Adobe Analytics predicted that $72.1 billion was spent online in the month ending Dec. 1, and Cyber Monday—now traditionally the U.S. economy’s biggest internet shopping day—had logged a 16.9 percent jump in sales over the year prior as of 7 p.m. ET.
Adobe, which measures transactions from 80 of the biggest 100 U.S. retailers, said it marked down its prior $9.4 billion forecast slightly as more data came in.
Amazon.com and rivals such as Target and Walmart were poised to benefit from the event, having beefed up delivery services to fulfill online orders more quickly. In-store pickup of online orders has become smoother, too, said Carol Spieckerman, president at consultancy Spieckerman Retail.

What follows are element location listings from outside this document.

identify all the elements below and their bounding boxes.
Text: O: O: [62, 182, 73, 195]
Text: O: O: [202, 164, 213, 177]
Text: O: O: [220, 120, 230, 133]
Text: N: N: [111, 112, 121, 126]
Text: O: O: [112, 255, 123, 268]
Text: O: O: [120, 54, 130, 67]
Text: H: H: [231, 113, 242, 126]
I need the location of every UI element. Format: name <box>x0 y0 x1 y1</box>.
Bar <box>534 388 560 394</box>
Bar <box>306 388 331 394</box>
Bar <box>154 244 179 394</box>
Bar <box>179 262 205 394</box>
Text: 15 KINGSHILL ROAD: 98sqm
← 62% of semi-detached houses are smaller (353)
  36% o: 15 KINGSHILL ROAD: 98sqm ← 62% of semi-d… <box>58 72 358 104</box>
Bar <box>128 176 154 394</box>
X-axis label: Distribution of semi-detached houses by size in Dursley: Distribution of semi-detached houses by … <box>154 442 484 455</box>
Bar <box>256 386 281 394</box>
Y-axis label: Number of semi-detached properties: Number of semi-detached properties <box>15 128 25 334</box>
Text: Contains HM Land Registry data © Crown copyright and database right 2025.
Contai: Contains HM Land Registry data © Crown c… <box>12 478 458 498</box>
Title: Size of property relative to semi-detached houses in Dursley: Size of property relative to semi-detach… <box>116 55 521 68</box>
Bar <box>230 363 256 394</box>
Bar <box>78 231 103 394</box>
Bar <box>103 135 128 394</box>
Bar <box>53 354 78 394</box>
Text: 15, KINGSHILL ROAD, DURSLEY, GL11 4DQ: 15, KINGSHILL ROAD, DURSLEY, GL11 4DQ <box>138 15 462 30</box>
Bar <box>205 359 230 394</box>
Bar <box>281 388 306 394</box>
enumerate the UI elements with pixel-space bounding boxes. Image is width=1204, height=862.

“At the end of the day, Cyber Monday is just Black Friday revisited so the momentum, and the deals, really started last week,” Spieckerman said.

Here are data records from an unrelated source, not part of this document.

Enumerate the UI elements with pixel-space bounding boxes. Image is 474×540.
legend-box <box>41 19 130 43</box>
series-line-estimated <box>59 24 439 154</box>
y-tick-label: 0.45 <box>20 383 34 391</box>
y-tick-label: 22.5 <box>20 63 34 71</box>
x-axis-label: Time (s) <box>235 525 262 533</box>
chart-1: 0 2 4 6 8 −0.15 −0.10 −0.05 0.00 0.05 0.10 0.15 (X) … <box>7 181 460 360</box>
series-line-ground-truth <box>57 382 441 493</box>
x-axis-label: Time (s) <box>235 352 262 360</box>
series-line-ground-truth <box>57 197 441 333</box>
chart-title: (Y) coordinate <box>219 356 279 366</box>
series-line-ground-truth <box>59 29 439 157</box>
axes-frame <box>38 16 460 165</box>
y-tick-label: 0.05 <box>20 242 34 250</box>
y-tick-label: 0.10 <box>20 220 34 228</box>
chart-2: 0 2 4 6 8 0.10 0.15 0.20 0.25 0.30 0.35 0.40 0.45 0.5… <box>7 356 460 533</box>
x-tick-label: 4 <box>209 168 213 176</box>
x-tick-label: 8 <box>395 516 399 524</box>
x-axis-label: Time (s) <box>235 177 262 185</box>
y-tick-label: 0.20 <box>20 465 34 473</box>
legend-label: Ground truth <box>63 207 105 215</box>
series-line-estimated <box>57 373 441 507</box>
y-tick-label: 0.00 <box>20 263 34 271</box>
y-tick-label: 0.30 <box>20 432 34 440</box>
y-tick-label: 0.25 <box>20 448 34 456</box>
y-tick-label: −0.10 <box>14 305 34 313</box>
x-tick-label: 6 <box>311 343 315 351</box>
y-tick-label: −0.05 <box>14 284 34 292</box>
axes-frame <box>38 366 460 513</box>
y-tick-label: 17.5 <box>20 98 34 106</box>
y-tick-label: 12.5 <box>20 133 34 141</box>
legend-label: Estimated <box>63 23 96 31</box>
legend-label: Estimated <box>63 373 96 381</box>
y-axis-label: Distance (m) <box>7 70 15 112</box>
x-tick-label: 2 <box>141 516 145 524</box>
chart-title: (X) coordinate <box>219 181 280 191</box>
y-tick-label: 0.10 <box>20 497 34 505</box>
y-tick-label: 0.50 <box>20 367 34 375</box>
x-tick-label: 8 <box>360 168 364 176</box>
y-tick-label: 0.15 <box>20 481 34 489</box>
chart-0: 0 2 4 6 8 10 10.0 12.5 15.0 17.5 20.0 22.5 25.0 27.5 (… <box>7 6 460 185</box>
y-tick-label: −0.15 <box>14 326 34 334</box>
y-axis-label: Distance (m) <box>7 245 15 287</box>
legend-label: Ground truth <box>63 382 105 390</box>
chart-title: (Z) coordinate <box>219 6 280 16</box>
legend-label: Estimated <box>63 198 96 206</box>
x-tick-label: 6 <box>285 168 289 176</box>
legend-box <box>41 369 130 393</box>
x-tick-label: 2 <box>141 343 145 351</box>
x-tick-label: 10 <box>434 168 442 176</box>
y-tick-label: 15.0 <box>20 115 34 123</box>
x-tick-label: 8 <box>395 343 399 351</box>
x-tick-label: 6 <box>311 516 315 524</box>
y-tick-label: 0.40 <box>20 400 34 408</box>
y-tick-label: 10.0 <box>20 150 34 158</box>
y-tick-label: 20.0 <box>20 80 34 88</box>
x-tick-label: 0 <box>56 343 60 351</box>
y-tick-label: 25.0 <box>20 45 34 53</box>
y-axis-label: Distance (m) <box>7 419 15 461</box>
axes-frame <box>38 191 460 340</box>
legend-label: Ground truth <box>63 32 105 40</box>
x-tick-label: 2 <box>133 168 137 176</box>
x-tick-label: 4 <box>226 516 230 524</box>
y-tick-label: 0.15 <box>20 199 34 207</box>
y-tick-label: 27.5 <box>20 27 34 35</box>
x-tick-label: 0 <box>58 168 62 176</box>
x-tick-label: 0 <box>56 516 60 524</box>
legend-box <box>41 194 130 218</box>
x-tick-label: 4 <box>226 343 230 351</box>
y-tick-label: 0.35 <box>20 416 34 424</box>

Adobe also said $3 billion of the estimated sales would be from smartphones, a new U.S. record.
Large companies did well in this channel, outpacing small businesses due to investment in mobile apps and other technology, as well as to larger product and deals selections, said Taylor Schreiner, director of Adobe Digital Insights.
“The big companies are still getting disproportionate growth versus the small ones,” he said.